Part 4 of 5: movie search program
Once you have a working BST class, use this class to input movie data and efficiently search this data in O(lgN) time. Since the input data is in random order, tree balancing is not required. Here’s another screenshot of the program in
action ----------------------------------------------------
The movies input file consists of N0 lines, where each line consists of 3 values: integer movie id, integer publication year, and string movie name. Here’s the start of the provided “movies1.txt” file:
119 1995 Heat
87 1952 Singin' in the Rain 6 2008 The Dark Knight .
.
.
104 1988 Die Hard
The data is in random order, both in terms of the movie id, and the movie name. This makes it suitable for building binary search trees using the id as a key, and the name as a key. In this assignment, you’ll want to create two different trees so you can lookup by id or name in O(lgN) time. Make no assumptions about the input data, as we’ll test your work using different movie files.
The reviews input file consists of N0 lines, where each line consists of 3 values: an integer review id, an integer movie id, and the integer rating in the range 1..5. The movie id refers to the movie for which this rating is associated, and the rating is the # of stars given in this review. Here’s the start of the provided “reviews1.txt” file:
140035 188 5
133994 78 4
123308 199 2 .
.
.
289471 78 4
Once again, make no assumptions about the input data, as we’ll test your work using different review files.

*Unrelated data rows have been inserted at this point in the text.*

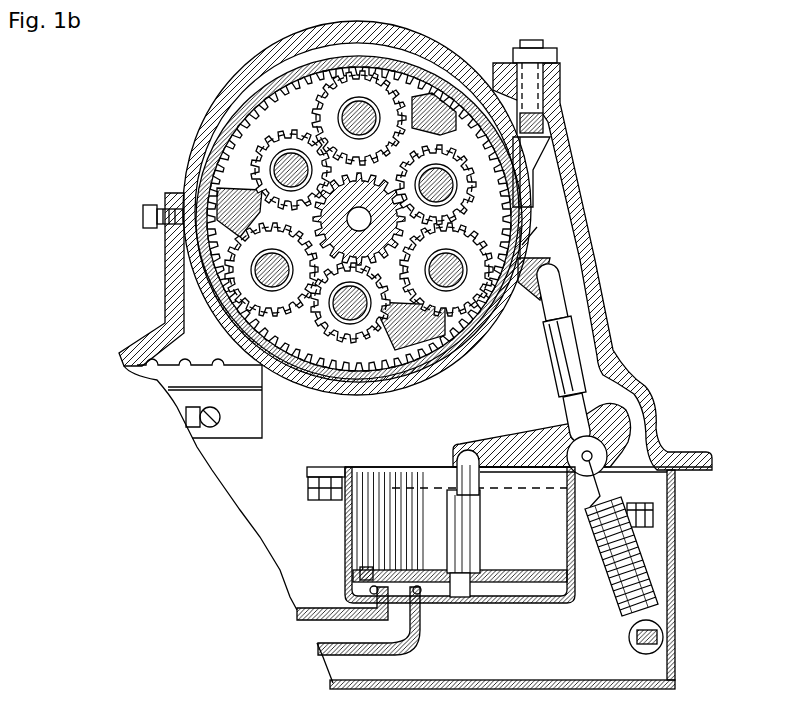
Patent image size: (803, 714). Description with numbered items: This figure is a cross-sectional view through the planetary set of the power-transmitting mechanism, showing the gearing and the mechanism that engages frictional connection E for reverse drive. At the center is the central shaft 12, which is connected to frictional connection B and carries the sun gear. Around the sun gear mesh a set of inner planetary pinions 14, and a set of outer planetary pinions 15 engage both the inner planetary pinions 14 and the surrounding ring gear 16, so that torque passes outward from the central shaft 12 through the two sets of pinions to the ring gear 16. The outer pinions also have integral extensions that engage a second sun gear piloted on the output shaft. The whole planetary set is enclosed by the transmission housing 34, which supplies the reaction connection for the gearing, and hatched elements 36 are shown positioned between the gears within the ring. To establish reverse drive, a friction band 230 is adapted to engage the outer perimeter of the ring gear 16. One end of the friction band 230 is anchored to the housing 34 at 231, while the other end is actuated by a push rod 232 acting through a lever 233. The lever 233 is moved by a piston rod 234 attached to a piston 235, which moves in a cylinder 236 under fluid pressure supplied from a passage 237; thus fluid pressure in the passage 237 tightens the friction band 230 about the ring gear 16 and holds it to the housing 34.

The central shaft 12 is at (340, 232).
The inner planetary pinions 14 is at (280, 133).
The outer planetary pinions 15 is at (373, 85).
The ring gear 16 is at (322, 63).
The friction band 230 is at (348, 67).
The transmission housing 34 is at (460, 57).
The guide blocks 36 is at (427, 113).
The anchor 231 is at (543, 133).
The push rod 232 is at (580, 377).
The lever 233 is at (523, 438).
The piston rod 234 is at (472, 530).
The piston 235 is at (520, 565).
The cylinder 236 is at (568, 550).
The passage 237 is at (388, 628).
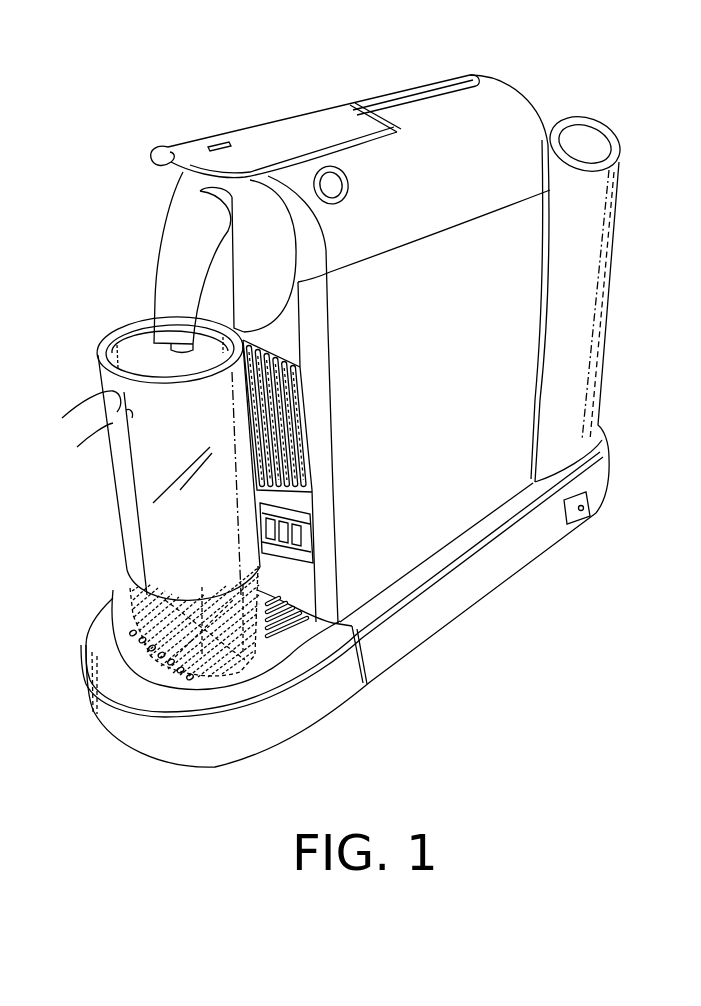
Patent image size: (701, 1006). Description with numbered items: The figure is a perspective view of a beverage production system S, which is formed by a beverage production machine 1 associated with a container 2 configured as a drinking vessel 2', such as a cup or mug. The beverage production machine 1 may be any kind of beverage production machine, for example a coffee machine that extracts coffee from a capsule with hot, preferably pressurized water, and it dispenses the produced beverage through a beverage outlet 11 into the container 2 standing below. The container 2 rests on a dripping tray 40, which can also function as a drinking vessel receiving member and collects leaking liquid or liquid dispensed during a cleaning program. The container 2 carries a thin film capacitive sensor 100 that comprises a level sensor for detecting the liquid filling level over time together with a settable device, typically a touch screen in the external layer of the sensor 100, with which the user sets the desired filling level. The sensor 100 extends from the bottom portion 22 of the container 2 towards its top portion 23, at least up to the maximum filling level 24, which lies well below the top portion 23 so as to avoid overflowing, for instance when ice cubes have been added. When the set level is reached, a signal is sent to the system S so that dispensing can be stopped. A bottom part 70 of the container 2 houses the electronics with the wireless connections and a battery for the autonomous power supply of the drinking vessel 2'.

The beverage production system S is at (122, 116).
The beverage production machine 1 is at (437, 97).
The container 2 is at (148, 426).
The drinking vessel 2' is at (151, 426).
The thin film capacitive sensor 100 is at (133, 488).
The beverage outlet 11 is at (101, 338).
The bottom portion 22 is at (125, 575).
The top portion 23 is at (133, 322).
The maximum filling level 24 is at (111, 452).
The dripping tray 40 is at (237, 675).
The bottom part 70 is at (158, 628).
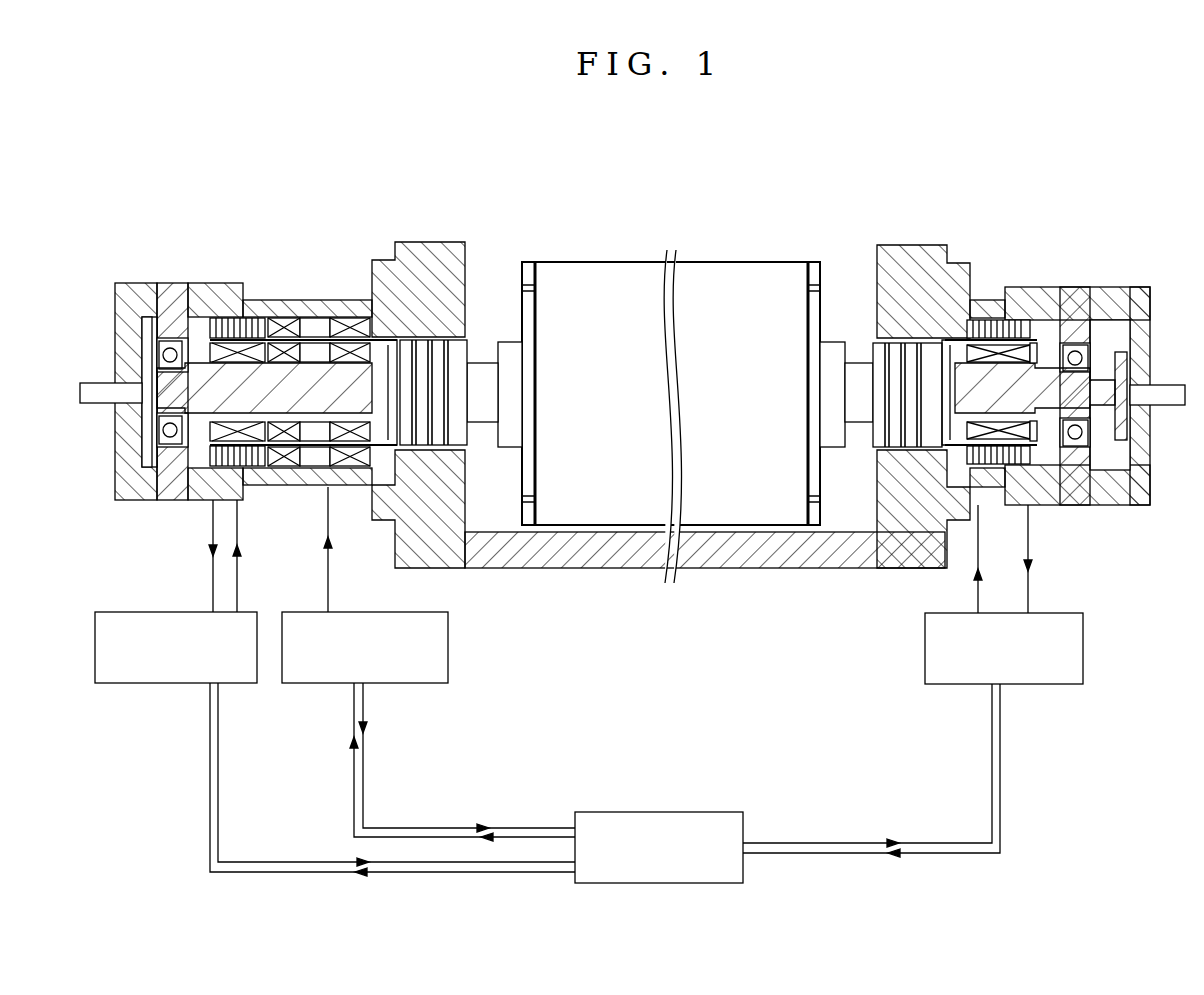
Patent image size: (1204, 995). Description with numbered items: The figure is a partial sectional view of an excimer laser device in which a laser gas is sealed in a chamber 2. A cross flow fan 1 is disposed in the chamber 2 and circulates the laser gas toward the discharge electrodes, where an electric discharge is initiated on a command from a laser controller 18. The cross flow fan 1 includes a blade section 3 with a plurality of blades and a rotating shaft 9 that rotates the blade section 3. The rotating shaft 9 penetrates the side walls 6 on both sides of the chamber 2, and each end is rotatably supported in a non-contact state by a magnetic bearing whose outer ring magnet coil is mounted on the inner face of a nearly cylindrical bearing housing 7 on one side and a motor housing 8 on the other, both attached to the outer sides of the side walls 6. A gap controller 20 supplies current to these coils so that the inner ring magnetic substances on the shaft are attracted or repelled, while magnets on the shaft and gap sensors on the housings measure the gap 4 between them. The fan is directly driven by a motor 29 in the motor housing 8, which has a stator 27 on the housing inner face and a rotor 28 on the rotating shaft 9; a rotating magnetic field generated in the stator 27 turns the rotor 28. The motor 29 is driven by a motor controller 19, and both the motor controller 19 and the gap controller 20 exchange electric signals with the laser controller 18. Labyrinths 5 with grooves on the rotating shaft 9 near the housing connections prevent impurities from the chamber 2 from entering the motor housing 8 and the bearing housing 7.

The cross flow fan 1 is at (671, 364).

One of the design decisions you’ll need to make is how to associate each review with the correct movie. That’s where the movie id comes in. As you input the review data, lookup the movie id in your binary search tree, and store the rating in the value portion of the tree. In other words, use the review’s movie id as the search key, and store the review’s rating in the value associated with the key. When you are done processing the reviews, you should have a binary search tree that contains all the review data, organized by movie id or name (or both). The goal is to be able to find a movie’s information in O(lgN) time using either the movie’s id, or the movie’s name. This implies your key may be a simple type like integer or string, but your value will most likely be a struct.
When searching for a movie, note that the user can enter a numeric movie id, or a string name. Use the getline function to obtain the input, and then determine if the input is numeric or not:
string input;
cout << "Enter a movie id or name (or # to quit) "; getline(cin, input); // read entire input line
It is not sufficient to simply check the first character of the input to see if it’s numeric --- some movie names start with numeric values such as “12 Angry Men”. You’ll need to write a little function to loop over the string and check all the characters; strings are objects, use their length() function to obtain the # of characters.
The program should interact with the user until the sentinel “#” is input. Your program output must match the output shown in the screenshots *exactly*, otherwise the autograding system will report your program as incorrect. It’s okay for your program to be case-sensitive, i.e. “Finding Nemo” != “finding nemo”.